Caring for her community

Fourth-year medical student Brittany Pendergraft grew up in a town of fewer than 200 people. She knows firsthand the importance of having health care available in rural communities and is eager to provide that care in the future.

  • brittany pendergraft and her mom and grandma
    Brittany Pendergraft poses with her mom and grandma on the day of Pendergraft’s White Coat Ceremony.

May 9, 2022
Contact: Deidra Ashley, ashleyde@missouri.edu

Like many medical students, the road to “MD” was not a straight shot for senior Brittany Pendergraft.

After earning her undergraduate degree in biology in Arkansas, the Stella, Missouri, native applied to medical school. She didn’t get in on that first try but didn’t give up on her dream. With the support of her family, Pendergraft pointed her compass toward a master’s of science degree. “I had told my dad that no one from Stella could make it as a doctor,” Pendergraft said. “He just laughed and told me I was tough enough to do it.”

In 2018, with a new degree in hand, Pendergraft took her second shot at medical school and applied to Mizzou.

She got in.

“I was so excited,” she said. “Mizzou made a lot of sense for me — both financially and because of how close it was to home. I was going to get that medical degree yet!”

Finding her niche

Even though Pendergraft knew she wanted to be a doctor early in life, she said it wasn’t until she arrived at Mizzou that she found her calling: family medicine.

“I got involved in a few medical-related interest groups and met Dr. Kevin Craig,” Pendergraft said. “He was instrumental in helping me solidify the idea that I wanted to do family medicine, and he went above and beyond to help me get the medical school experience that I wanted.”

Craig said he was glad to help Pendergraft find her niche and he looks forward to what she’ll accomplish in the future.

“Brittany has been actively engaged since her first year of medical school,” Craig said. “She is an eager learner, and her interest in caring for older adults and those patients with serious illness will serve her well as she begins her career in family medicine. It will also help her to be an outstanding primary care physician.”

The next stop of the journey

During the coronavirus pandemic, Pendergraft had the opportunity to move back home and reconnect with her Stella community before heading to Springfield, Missouri, for clinicals.

In Springfield, at the medical school’s Springfield Clinical Campus, Pendergraft soaked up as much hands-on experience as she could — from helping deliver babies, to assisting on surgeries, diagnosing COVID-19, the flu and more. She also spent time in Angie Whitesell’s clinic in Lockwood, Missouri, an experience she said she’ll never forget.

“Being able to see what Dr.
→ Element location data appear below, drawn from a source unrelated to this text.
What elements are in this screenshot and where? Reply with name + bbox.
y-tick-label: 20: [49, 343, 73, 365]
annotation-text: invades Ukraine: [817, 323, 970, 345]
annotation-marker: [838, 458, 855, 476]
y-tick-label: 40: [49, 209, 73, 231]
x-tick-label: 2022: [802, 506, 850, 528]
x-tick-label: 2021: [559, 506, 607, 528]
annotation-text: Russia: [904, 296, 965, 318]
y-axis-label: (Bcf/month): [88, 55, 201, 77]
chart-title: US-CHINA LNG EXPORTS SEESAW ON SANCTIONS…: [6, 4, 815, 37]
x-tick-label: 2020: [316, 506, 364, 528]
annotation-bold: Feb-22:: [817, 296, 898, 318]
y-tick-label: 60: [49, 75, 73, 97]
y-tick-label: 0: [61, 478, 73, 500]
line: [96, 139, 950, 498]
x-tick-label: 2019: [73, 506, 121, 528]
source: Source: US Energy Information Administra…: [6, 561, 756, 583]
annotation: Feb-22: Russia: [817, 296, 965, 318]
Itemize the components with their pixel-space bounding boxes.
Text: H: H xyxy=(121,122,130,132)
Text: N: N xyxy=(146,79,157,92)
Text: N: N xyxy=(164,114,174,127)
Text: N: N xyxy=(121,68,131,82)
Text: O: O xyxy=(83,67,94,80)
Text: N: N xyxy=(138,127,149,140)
Whitesell’s clinic looked like and how it operated was incredible,” Pendergraft said. “It’s very similar to what I want my clinic to look like in the future.”

And that future is getting closer and closer.

After graduation, Pendergraft will be one of the first residents in MU’s Family Medicine Rural Track Residency program — a program that trains family medicine physicians to provide outstanding care and leadership for rural patients and their communities.

“This program is going to help me transition from resident to full practicing physician,” Pendergraft said. “And after it’s all said and done, I hope to move back to Stella — and my family — and practice there for the rest of my life. My education at Mizzou has set the foundation to make all of my dreams possible, especially with their dedication to providing more primary care physicians to Missouri and its rural areas.”